Furthermore, it should be understood that although the present description refers to embodiments, not every embodiment may contain only a single embodiment, and such description is for clarity only, and those skilled in the art should integrate the description, and the embodiments may be combined as appropriate to form other embodiments understood by those skilled in the art.

Claims

1. A method of manufacturing a catheter sample, comprising the steps of:

step 1, establishing a catheter three-dimensional model;

3, manufacturing an entity in an additive mode on the basis of the entity process model;

step 5, selecting a sample tube with a corresponding size to bend along the center line of the trend of the entity based on the qualified entity to obtain an initial-shaped real sample;

2. A method of manufacturing a catheter master sample according to claim 1, wherein the building of the solid process model in step 2 comprises process-complementary design of the part geometry.

3. A method of manufacturing a catheter version as claimed in claim 2 wherein the process complementary design includes form allowance and process filling of the part geometry.

4. The method of claim 1, wherein the step 3 of manufacturing the solid body comprises adjusting the position of the solid process model in the slicing software, setting the manufacturing speed, layer height, packing density, temperature, etc., selecting a proper adhesion platform mode and support type, setting the additive manufacturing material type and properties, programming a numerical control program, manufacturing by direct energy deposition or powder bed melting, and processing the solid body with the appearance characteristics of the solid process model.

5. A method of manufacturing a catheter sample according to claim 4, wherein the additive manufacturing material is polylactic acid (PLA).

6. A method of manufacturing a real sample of a pipe as claimed in claim 4, wherein the additive manufacturing temperature is 170 to 230 ℃ and the process parameter layer height is set to be half the nozzle diameter.

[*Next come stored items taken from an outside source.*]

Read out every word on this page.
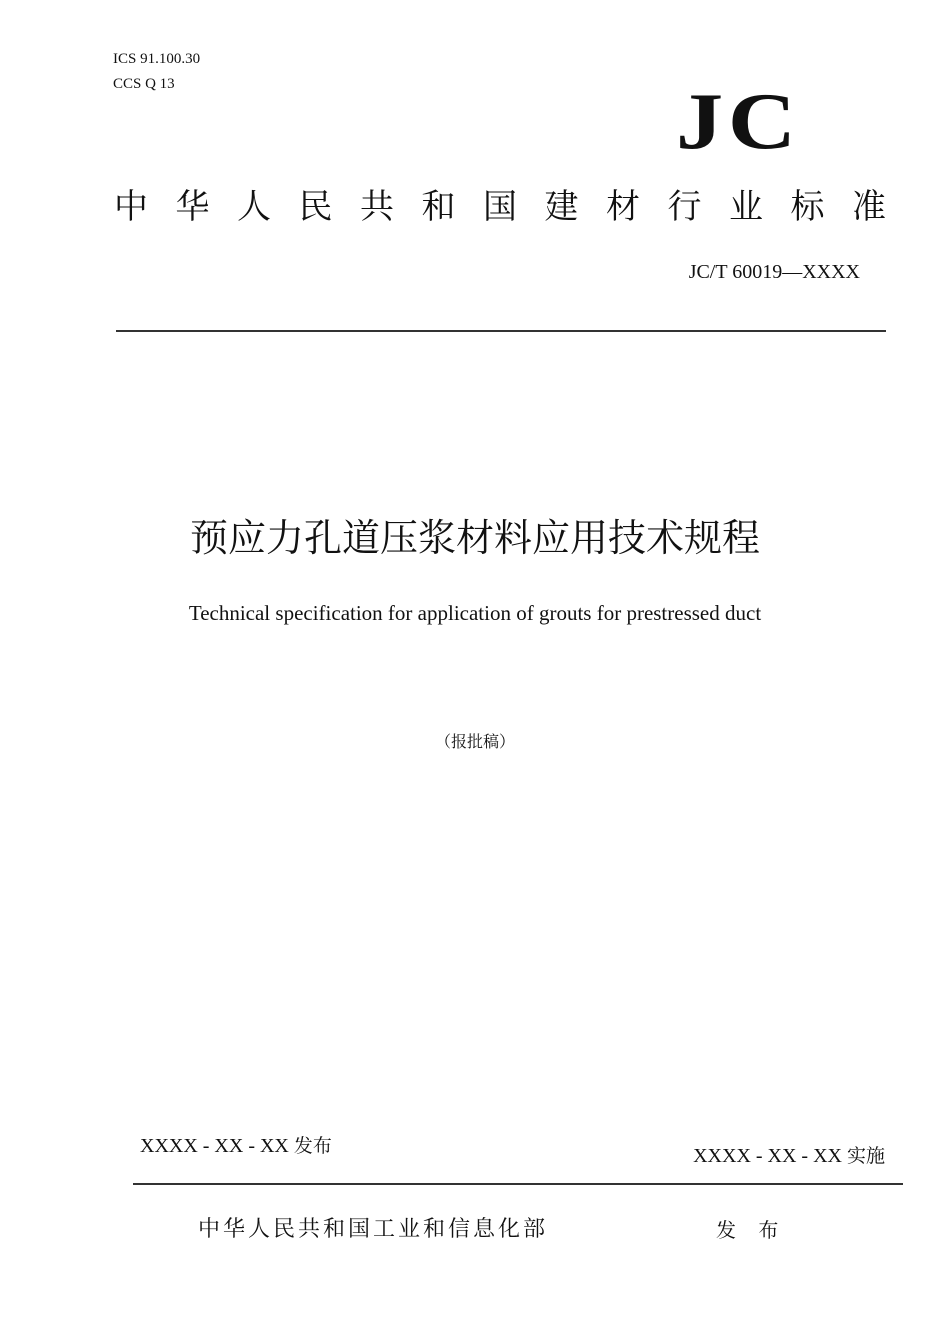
ICS 91.100.30
CCS Q 13	JC
中 华 人 民 共 和 国 建 材 行 业 标 准
JC/T 60019—XXXX
预应力孔道压浆材料应用技术规程
Technical specification for application of grouts for prestressed duct
（报批稿）
XXXX - XX - XX 发布	XXXX - XX - XX 实施
中华人民共和国工业和信息化部	发 布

7. A method of manufacturing a catheter version as claimed in claim 1 wherein in step 5 the sample tube is an aluminium tube of 6 x 1mm or 8 x 1mm diameter.

8. A method of manufacturing a catheter sample according to claim 1, wherein the measuring device in step 6 is a laser measuring machine.

9. A method of manufacturing a catheter version as claimed in claim 3 wherein step 7 further comprises trimming the blank after bending and straightening the bend, the trimming comprising removing the forming stock, process filling and aperturing.